BY Ian Dunn | March 2 | 0 COMMENTS print
Mary’s Meals reaches Lebanese children and Syria refugees
Scottish charity Mary’s Meals launches its first school feeding programme in the Middle East. It will help Lebanese children and Syria refugees in that country.
In an initial pilot, funded by players of the People’s Postcode Lottery, the charity will provide school meals to around 1000 children at a school in the town of Antelias, located 5km north of Beirut, Lebanon. With the Syrian civil war now in its fifth year, more than 1.1 million refugees have crossed the border from Syria into Lebanon.
Lebanon will become the 13th country in which Mary’s Meals is working. The charity’s other programmes—which today feed 1,101,206 impoverished children every day in their place of education—operate in countries including Malawi, Liberia, Zambia, Kenya, Haiti, India and South Sudan.
“I’m sure we all feel deep compassion—perhaps even outrage —at the desperate plight of refugees forced to flee from war-torn Syria,” Magnus MacFarlane-Barrow, Mary’s Meals’ founder and CEO, said. “As always, it is innocent children who suffer the most.”

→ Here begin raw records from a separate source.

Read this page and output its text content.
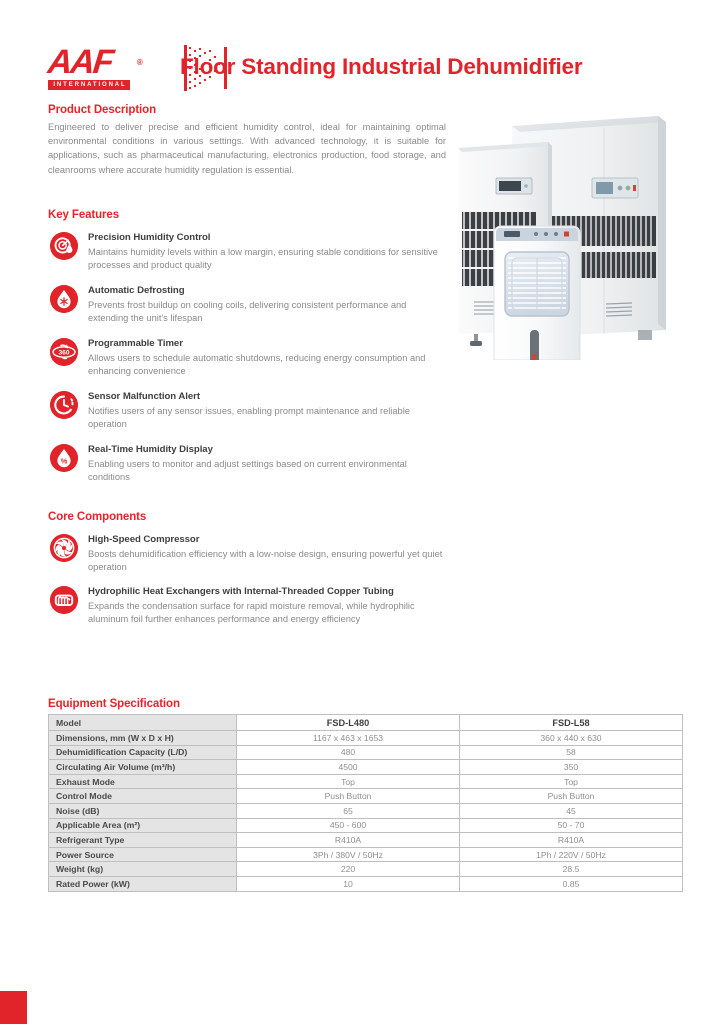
AAF	®
INTERNATIONAL
Floor Standing Industrial Dehumidifier
Product Description
Engineered to deliver precise and efficient humidity control, ideal for maintaining optimal environmental conditions in various settings. With advanced technology, it is suitable for applications, such as pharmaceutical manufacturing, electronics production, food storage, and cleanrooms where accurate humidity regulation is essential.
Key Features
Precision Humidity Control
Maintains humidity levels within a low margin, ensuring stable conditions for sensitive processes and product quality
Automatic Defrosting
Prevents frost buildup on cooling coils, delivering consistent performance and extending the unit's lifespan
360
Programmable Timer
Allows users to schedule automatic shutdowns, reducing energy consumption and enhancing convenience
Sensor Malfunction Alert
Notifies users of any sensor issues, enabling prompt maintenance and reliable operation
%
Real-Time Humidity Display
Enabling users to monitor and adjust settings based on current environmental conditions
Core Components
High-Speed Compressor
Boosts dehumidification efficiency with a low-noise design, ensuring powerful yet quiet operation
Hydrophilic Heat Exchangers with Internal-Threaded Copper Tubing
Expands the condensation surface for rapid moisture removal, while hydrophilic aluminum foil further enhances performance and energy efficiency
Equipment Specification
Model	FSD-L480	FSD-L58
Dimensions, mm (W x D x H)	1167 x 463 x 1653	360 x 440 x 630
Dehumidification Capacity (L/D)	480	58
Circulating Air Volume (m³/h)	4500	350
Exhaust Mode	Top	Top
Control Mode	Push Button	Push Button
Noise (dB)	65	45
Applicable Area (m²)	450 - 600	50 - 70
Refrigerant Type	R410A	R410A
Power Source	3Ph / 380V / 50Hz	1Ph / 220V / 50Hz
Weight (kg)	220	28.5
Rated Power (kW)	10	0.85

He added that for a number of months, the charity haa been investigating how Mary’s Meals can do its small part in alleviating some of the suffering caused by this greatest humanitarian crisis of our time.

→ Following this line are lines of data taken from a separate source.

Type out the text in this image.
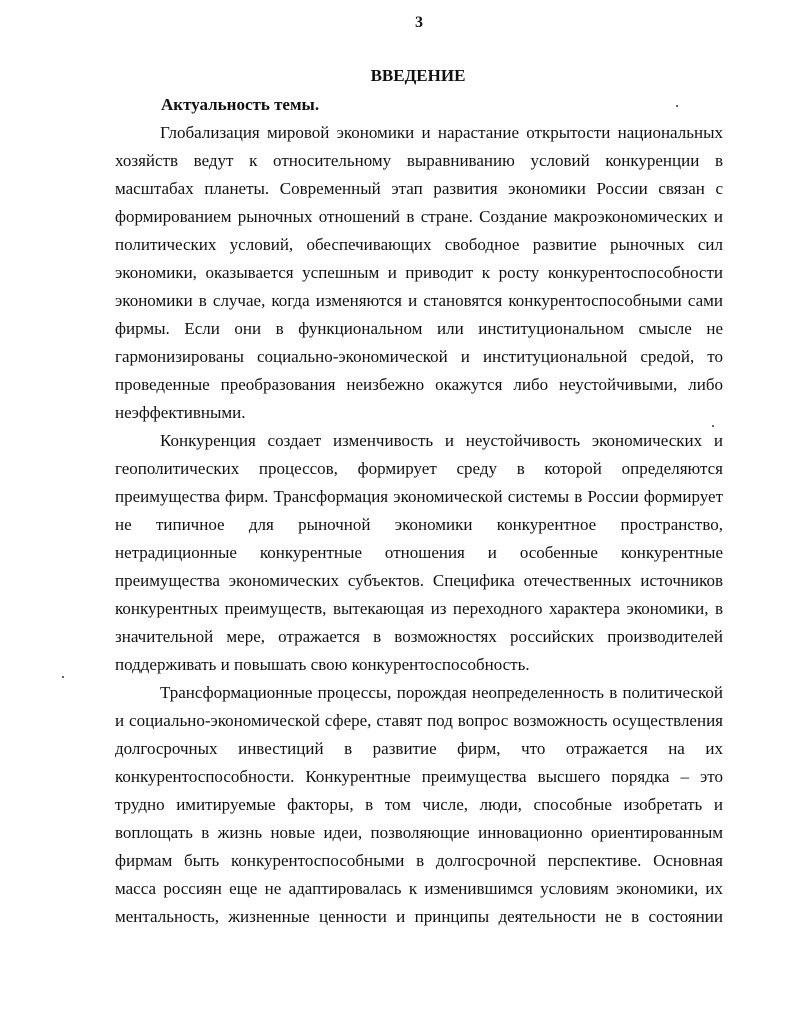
3
ВВЕДЕНИЕ
Актуальность темы.
Глобализация мировой экономики и нарастание открытости национальных
хозяйств ведут к относительному выравниванию условий конкуренции в
масштабах планеты. Современный этап развития экономики России связан с
формированием рыночных отношений в стране. Создание макроэкономических и
политических условий, обеспечивающих свободное развитие рыночных сил
экономики, оказывается успешным и приводит к росту конкурентоспособности
экономики в случае, когда изменяются и становятся конкурентоспособными сами
фирмы. Если они в функциональном или институциональном смысле не
гармонизированы социально-экономической и институциональной средой, то
проведенные преобразования неизбежно окажутся либо неустойчивыми, либо
неэффективными.
Конкуренция создает изменчивость и неустойчивость экономических и
геополитических процессов, формирует среду в которой определяются
преимущества фирм. Трансформация экономической системы в России формирует
не типичное для рыночной экономики конкурентное пространство,
нетрадиционные конкурентные отношения и особенные конкурентные
преимущества экономических субъектов. Специфика отечественных источников
конкурентных преимуществ, вытекающая из переходного характера экономики, в
значительной мере, отражается в возможностях российских производителей
поддерживать и повышать свою конкурентоспособность.
Трансформационные процессы, порождая неопределенность в политической
и социально-экономической сфере, ставят под вопрос возможность осуществления
долгосрочных инвестиций в развитие фирм, что отражается на их
конкурентоспособности. Конкурентные преимущества высшего порядка – это
трудно имитируемые факторы, в том числе, люди, способные изобретать и
воплощать в жизнь новые идеи, позволяющие инновационно ориентированным
фирмам быть конкурентоспособными в долгосрочной перспективе. Основная
масса россиян еще не адаптировалась к изменившимся условиям экономики, их
ментальность, жизненные ценности и принципы деятельности не в состоянии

“I am extremely pleased that, thanks to the support of People’s Postcode Lottery and its players, we will soon begin serving school meals to a small number of Syrian children who have settled in neighbouring Lebanon, as well as to their Lebanese classmates,” he added. “Amid the carnage of the conflict in Syria, Mary’s Meals and its generous supporters can provide a glimmer of hope by attracting Syrian refugee children back into the classroom with a nutritious daily meal —just as we do in other countries around the world, where the introduction of Mary’s Meals results in sharp increases in enrolment, attendance and academic performance.”

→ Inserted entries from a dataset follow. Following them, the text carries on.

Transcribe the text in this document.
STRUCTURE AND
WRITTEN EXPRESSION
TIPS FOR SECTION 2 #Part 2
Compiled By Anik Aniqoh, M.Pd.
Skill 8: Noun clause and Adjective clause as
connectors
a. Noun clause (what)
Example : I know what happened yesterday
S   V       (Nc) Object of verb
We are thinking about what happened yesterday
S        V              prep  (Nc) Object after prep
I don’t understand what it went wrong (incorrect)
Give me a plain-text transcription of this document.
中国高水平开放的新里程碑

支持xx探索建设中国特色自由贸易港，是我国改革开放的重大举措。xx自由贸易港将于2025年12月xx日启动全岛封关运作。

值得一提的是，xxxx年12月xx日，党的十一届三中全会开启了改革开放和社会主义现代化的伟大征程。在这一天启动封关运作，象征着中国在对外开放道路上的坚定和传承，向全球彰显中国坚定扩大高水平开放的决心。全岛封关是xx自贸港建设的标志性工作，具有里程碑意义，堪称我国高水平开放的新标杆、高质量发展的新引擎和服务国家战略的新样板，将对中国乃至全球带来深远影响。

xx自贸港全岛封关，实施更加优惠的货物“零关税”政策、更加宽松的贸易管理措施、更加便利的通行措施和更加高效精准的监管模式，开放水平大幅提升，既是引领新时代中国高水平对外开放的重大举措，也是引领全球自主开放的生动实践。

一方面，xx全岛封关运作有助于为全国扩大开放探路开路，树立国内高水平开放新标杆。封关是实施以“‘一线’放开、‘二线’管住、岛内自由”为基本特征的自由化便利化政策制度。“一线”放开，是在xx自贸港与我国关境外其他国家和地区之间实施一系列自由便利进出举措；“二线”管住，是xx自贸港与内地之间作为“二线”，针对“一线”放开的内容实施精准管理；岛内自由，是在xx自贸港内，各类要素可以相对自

The United Nations has warned that the more than two million Syrian children who are out of school are in danger of becoming a ‘lost generation,’ with evidence showing that it becomes more and more difficult to get children back into school the longer they are out of it.
“With 59 million children out of school around the world and many more chronically hungry, it’s easy to become overwhelmed by the scale of poverty and suffering,” Mr MacFarlane-Barrow said. “That’s why we always call on our supporters to help us reach the next hungry child waiting for Mary’s Meals.”
The Syrian children receiving Mary’s Meals will be fed and educated alongside Lebanese children, thanks to a ‘double-shift school system’ implemented by the government in Lebanon. This means that local children attend lessons in the morning alongside Syrian children who have adapted well to the Lebanese curriculum, while other Syrian children are educated in the same classrooms during the afternoon.
Mary’s Meals is partnering with Dorcas, a Dutch relief organisation that has been working in Lebanon since 2013, to implement the delivery of the programme on the ground, as well as collaborating closely with the country’s Ministry of Education and Higher Education.